Now, the Innovation Team is trying to bring automation to a legacy sensor system, the Remote Video Surveillance System (RVSS), through the use of “computer vision applications so we can take the agent officer eyes off of those cameras” until they are needed and to reduce manpower requirements, Powell said.
General Dynamics [GD] provides the RVSS.
Ethics are a key consideration here, Powell said.
“The computer can say, ‘No, there does not need to be a response.’ The computer can never say, ‘Yes, send an agent,’ because that’s what the agents are trained to do.
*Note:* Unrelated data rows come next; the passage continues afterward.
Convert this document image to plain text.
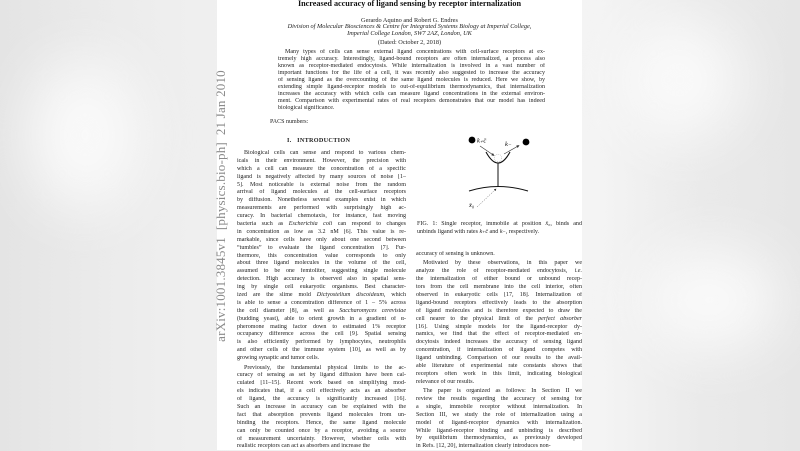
arXiv:1001.3845v1  [physics.bio-ph]  21 Jan 2010
Increased accuracy of ligand sensing by receptor internalization
Gerardo Aquino and Robert G. Endres
Division of Molecular Biosciences & Centre for Integrated Systems Biology at Imperial College,
Imperial College London, SW7 2AZ, London, UK
(Dated: October 2, 2018)
Many types of cells can sense external ligand concentrations with cell-surface receptors at ex-
tremely high accuracy. Interestingly, ligand-bound receptors are often internalized, a process also
known as receptor-mediated endocytosis. While internalization is involved in a vast number of
important functions for the life of a cell, it was recently also suggested to increase the accuracy
of sensing ligand as the overcounting of the same ligand molecules is reduced. Here we show, by
extending simple ligand-receptor models to out-of-equilibrium thermodynamics, that internalization
increases the accuracy with which cells can measure ligand concentrations in the external environ-
ment. Comparison with experimental rates of real receptors demonstrates that our model has indeed
biological significance.
PACS numbers:
I. INTRODUCTION
Biological cells can sense and respond to various chem-
icals in their environment. However, the precision with
which a cell can measure the concentration of a specific
ligand is negatively affected by many sources of noise [1–
5]. Most noticeable is external noise from the random
arrival of ligand molecules at the cell-surface receptors
by diffusion. Nonetheless several examples exist in which
measurements are performed with surprisingly high ac-
curacy. In bacterial chemotaxis, for instance, fast moving
bacteria such as Escherichia coli can respond to changes
in concentration as low as 3.2 nM [6]. This value is re-
markable, since cells have only about one second between
“tumbles” to evaluate the ligand concentration [7]. Fur-
thermore, this concentration value corresponds to only
about three ligand molecules in the volume of the cell,
assumed to be one femtoliter, suggesting single molecule
detection. High accuracy is observed also in spatial sens-
ing by single cell eukaryotic organisms. Best character-
ized are the slime mold Dictyostelium discoideum, which
is able to sense a concentration difference of 1 – 5% across
the cell diameter [8], as well as Saccharomyces cerevisiae
(budding yeast), able to orient growth in a gradient of α-
pheromone mating factor down to estimated 1% receptor
occupancy difference across the cell [9]. Spatial sensing
is also efficiently performed by lymphocytes, neutrophils
and other cells of the immune system [10], as well as by
growing synaptic and tumor cells.
Previously, the fundamental physical limits to the ac-
curacy of sensing as set by ligand diffusion have been cal-
culated [11–15]. Recent work based on simplifying mod-
els indicates that, if a cell effectively acts as an absorber
of ligand, the accuracy is significantly increased [16].
Such an increase in accuracy can be explained with the
fact that absorption prevents ligand molecules from un-
binding the receptors. Hence, the same ligand molecule
can only be counted once by a receptor, avoiding a source
of measurement uncertainty. However, whether cells with
realistic receptors can act as absorbers and increase the
accuracy of sensing is unknown.
Motivated by these observations, in this paper we
analyze the role of receptor-mediated endocytosis, i.e.
the internalization of either bound or unbound recep-
tors from the cell membrane into the cell interior, often
observed in eukaryotic cells [17, 18]. Internalization of
ligand-bound receptors effectively leads to the absorption
of ligand molecules and is therefore expected to draw the
cell nearer to the physical limit of the perfect absorber
[16]. Using simple models for the ligand-receptor dy-
namics, we find that the effect of receptor-mediated en-
docytosis indeed increases the accuracy of sensing ligand
concentration, if internalization of ligand competes with
ligand unbinding. Comparison of our results to the avail-
able literature of experimental rate constants shows that
receptors often work in this limit, indicating biological
relevance of our results.
The paper is organized as follows: In Section II we
review the results regarding the accuracy of sensing for
a single, immobile receptor without internalization. In
Section III, we study the role of internalization using a
model of ligand-receptor dynamics with internalization.
While ligand-receptor binding and unbinding is described
by equilibrium thermodynamics, as previously developed
in Refs. [12, 20], internalization clearly introduces non-
k₊c̄	k₋
x̄₀
FIG. 1: Single receptor, immobile at position x̄₀, binds and
unbinds ligand with rates k₊c̄ and k₋, respectively.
They’re trained to know when there needs to be a law enforcement response and someone needs to be there,” he said.
For communications, Powell said it’s about moving data at increased bandwidth and lower latency to areas and personnel with limited technology, highlighting that CBP operates in 106 countries, more than 100 sectors and stations, and hundreds of ports of entry and other locations. The Innovation Team is trying to leverage the work the CBP Office of Information Technology does on the network side by bringing in low-earth orbit satellite communications, mesh communications and multimodal communications, he said.
The goal “to find a way to create bubbles in the Border Patrol’s environment to get all that data back and directly back to the agents” on their devices, Powell said.
Currently, a major focus for the Innovation Team is figuring out how to take advantage of the ubiquitous low-cost sensors that populate everything from commercial devices to consumer appliances, all of which require little power and bandwidth and are “tiny in scale,” he said.
“How do we create the next generation of sub-$100 sensors that provide that enhanced capability and get that out to the field?” he asked the audience.
The newest focus area for the innovation office is exploiting commercial applications and wearable technologies to measure human performance and resiliency, Powell said. The goal here to improve health and wellness of agents and officers, “because as you all know, without a healthy and mentally well workforce, none of the technology we have matters. And that’s our primary focus.”
Powell said his office is able to leverage investments being made by venture capitalists and other private backers are making in commercial solutions at a 14 to one ratio, meaning that it only costs CBP a dollar for every 14 spent by the private sector researching and developing new technologies.